Consider the two classification problem, our classifier is a hyperplane $w^T x+b=0$, where $w$ is the weight vector, $x$ is the input vector and $b$ is the bias. we have input $x_i\in R^d,i=1,\cdots,n$, class label $y_i\in \{\pm1\}$.Then we need to maximize the margin in order to gain a best hyperplane to separate our data-points well.

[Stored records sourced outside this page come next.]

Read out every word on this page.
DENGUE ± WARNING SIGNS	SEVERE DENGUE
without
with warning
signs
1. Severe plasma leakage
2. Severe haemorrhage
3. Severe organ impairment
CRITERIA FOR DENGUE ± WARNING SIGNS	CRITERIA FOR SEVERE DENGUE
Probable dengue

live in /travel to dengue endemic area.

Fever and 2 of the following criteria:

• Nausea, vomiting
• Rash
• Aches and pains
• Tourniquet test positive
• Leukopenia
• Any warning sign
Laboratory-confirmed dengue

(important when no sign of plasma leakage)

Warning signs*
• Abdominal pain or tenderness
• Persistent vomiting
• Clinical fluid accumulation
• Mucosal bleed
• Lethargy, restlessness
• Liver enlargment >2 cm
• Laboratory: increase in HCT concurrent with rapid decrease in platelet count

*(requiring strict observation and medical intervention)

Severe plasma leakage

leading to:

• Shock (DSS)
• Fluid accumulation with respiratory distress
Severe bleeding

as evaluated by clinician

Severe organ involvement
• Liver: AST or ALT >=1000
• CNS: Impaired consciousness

The article "Successive overrelaxation for support vector machines " by Mangasarian, O.L (1999 page 2) proposed two SVM models
- (SVM1) $\min_{w,b,\xi}~\frac{1}{2}w^Tw+C\sum_{i=1}^n\xi_i,\quad s.t.~ y_i(w^Tx_i+b)\geqslant 1-\xi_i,\xi_i\geqslant0,i=1,\cdots,n$
- (SVM2) $\min_{w,b,\xi}~\frac{1}{2}(w^Tw+b^2)+C\sum_{i=1}^n\xi_i,\quad s.t.~y_i(w^Tx_i+b)\geqslant 1-\xi_i,\xi_i\geqslant0,i=1,\cdots,n$
He show us that under some conditions, the two problem are equvialent without proof. I get stuck with the proof.
This skill can help us eliminate the equation $\sum\limits_{i=1}^n\alpha_iy_i=0$ in the dual problem, it has been applied in many articles, such as Hsieh C J, Chang K W, Lin C J, et al(2008 page 1).
Thanks for your help.